President Tsai Ing-wen (front, center) visiting a wind energy installation in Taichung Thursday May 23. (CNA photo)

TAIPEI (Taiwan News) – President Tsai Ing-wen (蔡英文) is not paying enough attention to issues of energy and is leaving the problem for the next generation to solve, former Academia Sinica President and Nobel Prize laureate Lee Yuan-tseh (李遠哲) said Thursday (May 23).

Visiting a wind energy facility in Taichung Port, Tsai rejected the accusation, saying she had fully pushed for an energy transformation of the island country.
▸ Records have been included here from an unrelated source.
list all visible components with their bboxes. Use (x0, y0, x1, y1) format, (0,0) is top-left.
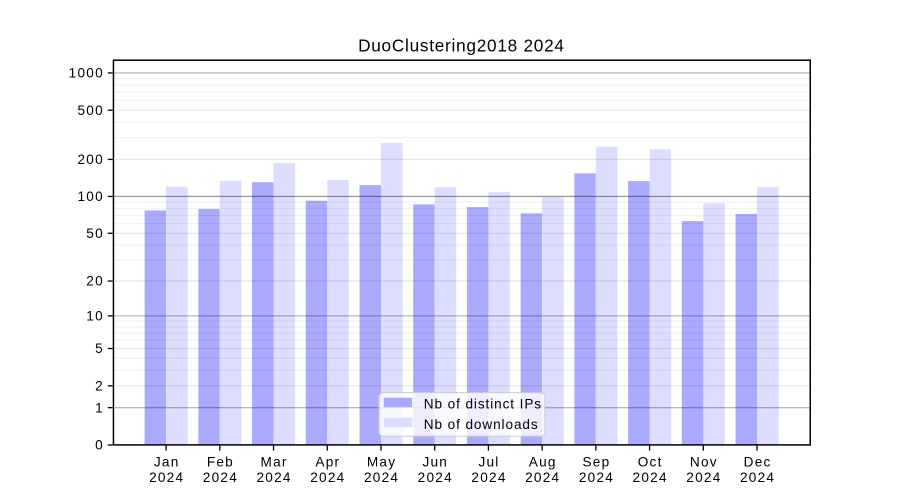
svg-text:2024: 2024 (525, 470, 560, 485)
svg-text:2024: 2024 (686, 470, 721, 485)
svg-text:Sep: Sep (582, 454, 610, 469)
svg-text:Nb of distinct IPs: Nb of distinct IPs (424, 397, 542, 412)
svg-text:2024: 2024 (579, 470, 614, 485)
svg-text:2024: 2024 (364, 470, 399, 485)
svg-text:Apr: Apr (315, 454, 340, 469)
svg-text:0: 0 (95, 438, 104, 453)
svg-text:Feb: Feb (207, 454, 234, 469)
svg-text:Nb of downloads: Nb of downloads (424, 417, 539, 432)
svg-text:2024: 2024 (633, 470, 668, 485)
svg-text:500: 500 (77, 103, 103, 118)
svg-text:Aug: Aug (529, 454, 557, 469)
svg-text:Oct: Oct (638, 454, 663, 469)
svg-text:2024: 2024 (471, 470, 506, 485)
svg-text:Jan: Jan (154, 454, 180, 469)
svg-text:Jun: Jun (422, 454, 448, 469)
svg-text:10: 10 (86, 309, 104, 324)
svg-text:May: May (367, 454, 396, 469)
svg-text:100: 100 (77, 189, 103, 204)
svg-text:1: 1 (95, 400, 104, 415)
svg-text:2024: 2024 (257, 470, 292, 485)
svg-text:50: 50 (86, 226, 104, 241)
svg-text:2024: 2024 (418, 470, 453, 485)
svg-text:Jul: Jul (478, 454, 499, 469)
svg-text:2024: 2024 (149, 470, 184, 485)
svg-text:20: 20 (86, 274, 104, 289)
svg-text:5: 5 (95, 341, 104, 356)
svg-text:1000: 1000 (69, 66, 104, 81)
svg-text:2: 2 (95, 379, 104, 394)
svg-text:Dec: Dec (744, 454, 772, 469)
svg-text:2024: 2024 (310, 470, 345, 485)
svg-text:DuoClustering2018 2024: DuoClustering2018 2024 (358, 35, 565, 55)
svg-text:Mar: Mar (261, 454, 288, 469)
svg-text:2024: 2024 (203, 470, 238, 485)
svg-text:200: 200 (77, 152, 103, 167)
svg-text:Nov: Nov (690, 454, 718, 469)
svg-text:2024: 2024 (740, 470, 775, 485)
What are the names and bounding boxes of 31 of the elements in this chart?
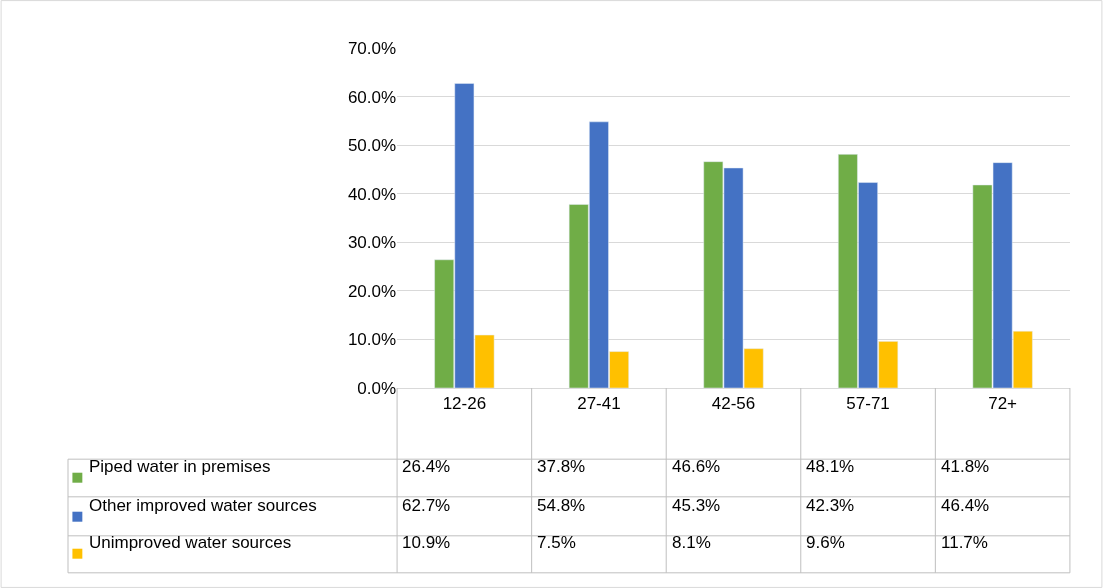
legend-label: Piped water in premises bbox=[89, 457, 271, 476]
x-tick-label: 72+ bbox=[988, 394, 1018, 414]
data-label: 9.6% bbox=[806, 533, 845, 552]
data-label: 62.7% bbox=[402, 496, 451, 515]
data-label: 11.7% bbox=[941, 533, 988, 552]
data-label: 10.9% bbox=[402, 533, 451, 552]
data-label: 42.3% bbox=[806, 496, 855, 515]
y-tick-label: 20.0% bbox=[347, 281, 397, 301]
data-label: 41.8% bbox=[941, 457, 990, 476]
x-tick-label: 27-41 bbox=[577, 394, 621, 414]
data-label: 8.1% bbox=[672, 533, 711, 552]
x-tick-label: 42-56 bbox=[711, 394, 756, 414]
y-tick-label: 60.0% bbox=[347, 87, 397, 107]
y-tick-label: 30.0% bbox=[347, 233, 397, 253]
data-label: 7.5% bbox=[537, 533, 576, 552]
data-label: 45.3% bbox=[672, 496, 721, 515]
data-label: 54.8% bbox=[537, 496, 586, 515]
legend-label: Other improved water sources bbox=[89, 496, 317, 515]
y-tick-label: 50.0% bbox=[347, 136, 397, 156]
data-label: 46.4% bbox=[941, 496, 990, 515]
data-label: 37.8% bbox=[537, 457, 586, 476]
x-tick-label: 57-71 bbox=[846, 394, 890, 414]
data-label: 46.6% bbox=[672, 457, 721, 476]
y-tick-label: 70.0% bbox=[347, 38, 397, 58]
data-label: 48.1% bbox=[806, 457, 855, 476]
y-tick-label: 0.0% bbox=[357, 378, 397, 398]
legend-label: Unimproved water sources bbox=[89, 533, 292, 552]
x-tick-label: 12-26 bbox=[442, 394, 487, 414]
data-label: 26.4% bbox=[402, 457, 451, 476]
y-tick-label: 10.0% bbox=[347, 330, 397, 350]
y-tick-label: 40.0% bbox=[347, 184, 397, 204]
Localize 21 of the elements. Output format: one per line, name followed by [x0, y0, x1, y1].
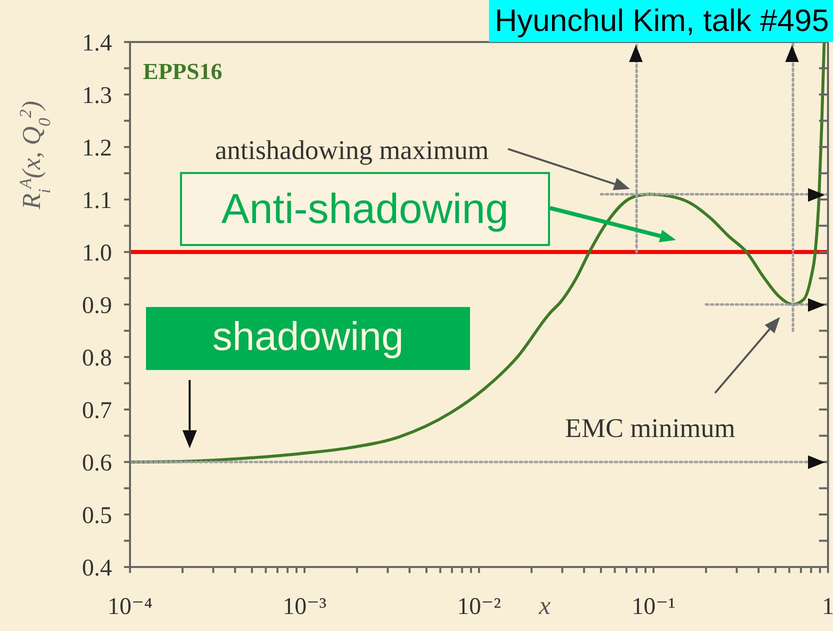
y-tick-label: 0.8: [82, 346, 112, 372]
text: Hyunchul Kim, talk #495: [488, 0, 833, 42]
annotation: antishadowing maximum: [215, 135, 489, 165]
x-tick-label: 10⁻⁴: [107, 594, 153, 620]
annotation: EPPS16: [143, 59, 222, 84]
y-tick-label: 0.5: [82, 503, 112, 530]
y-tick-label: 1.2: [82, 136, 112, 162]
y-tick-label: 1.4: [82, 30, 112, 57]
y-tick-label: 0.4: [82, 556, 112, 582]
x-tick-label: 10⁻¹: [632, 594, 676, 620]
y-tick-label: 1.0: [82, 240, 112, 267]
x-tick-label: 10⁻²: [457, 594, 501, 620]
annotation: EMC minimum: [565, 413, 736, 443]
y-tick-label: 0.6: [82, 450, 112, 477]
x-tick-label: 10⁻³: [282, 594, 326, 620]
y-tick-label: 1.1: [82, 188, 112, 214]
x-axis-title: x: [538, 591, 551, 620]
y-tick-label: 1.3: [82, 83, 112, 110]
y-tick-label: 0.9: [82, 293, 112, 320]
x-tick-label: 1: [822, 594, 833, 620]
y-tick-label: 0.7: [82, 398, 112, 424]
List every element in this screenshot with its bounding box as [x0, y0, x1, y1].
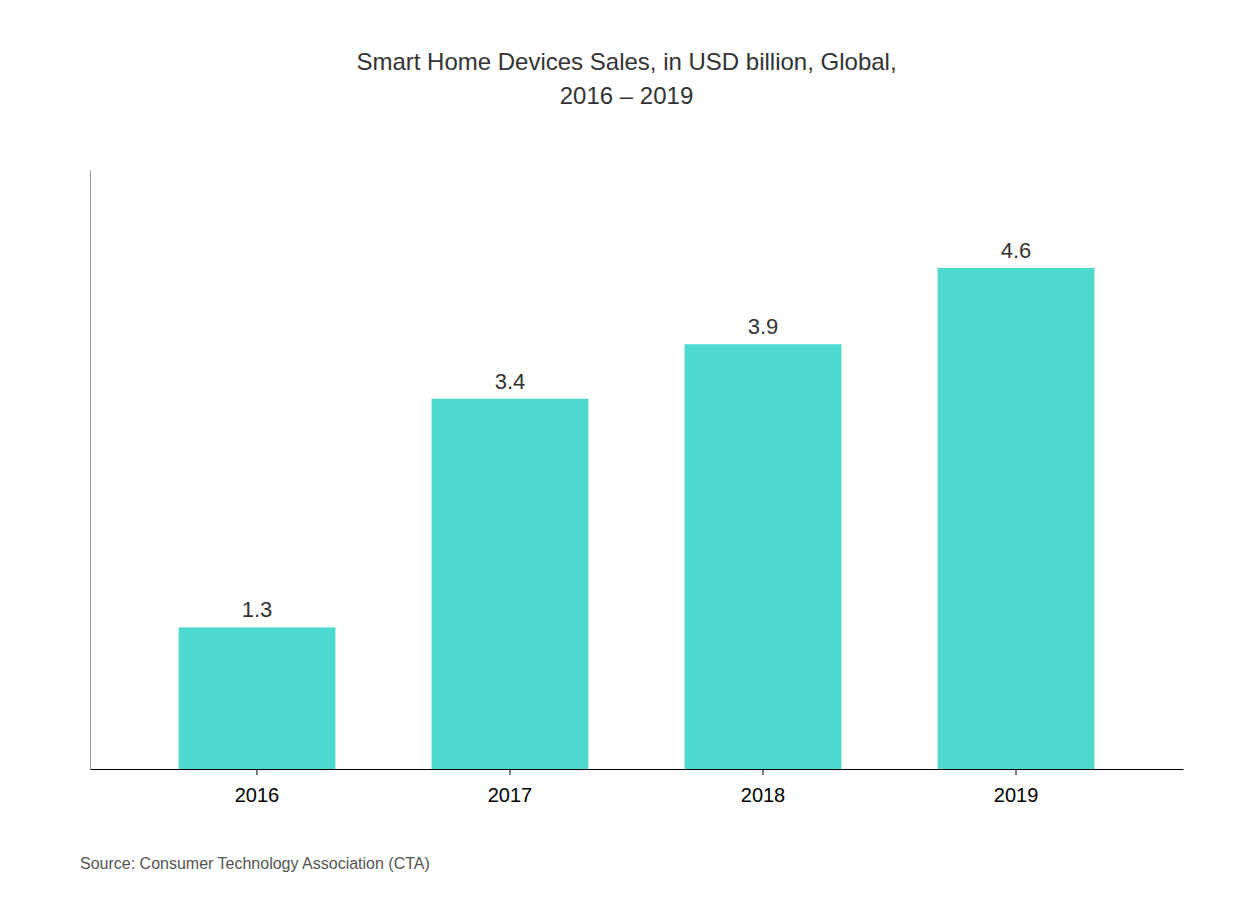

She said she understood that Lee might feel the change was not occurring fast enough, but her full government team was working on the issue, website Newtalk reported Thursday.

Lee told an interview that he was concerned about 2030 and after, while when he was discussing the issue with the president, she was apparently not concerned with what would happen after 2025, because it would be up to the next generation.

The veteran academic was also dissatisfied with Tsai’s comments that carbon emission policies had been set by previous governments and that there was nothing she could do about it, Newtalk reported.

Tsai denied she had made such comments, and pointed at the wind energy project in Taichung as an example of what her government was doing to achieve clean energy. She acknowledged that Lee had a specific timetable which she might not be able to meet, but the Cabinet was doing its utmost to move forward, she added.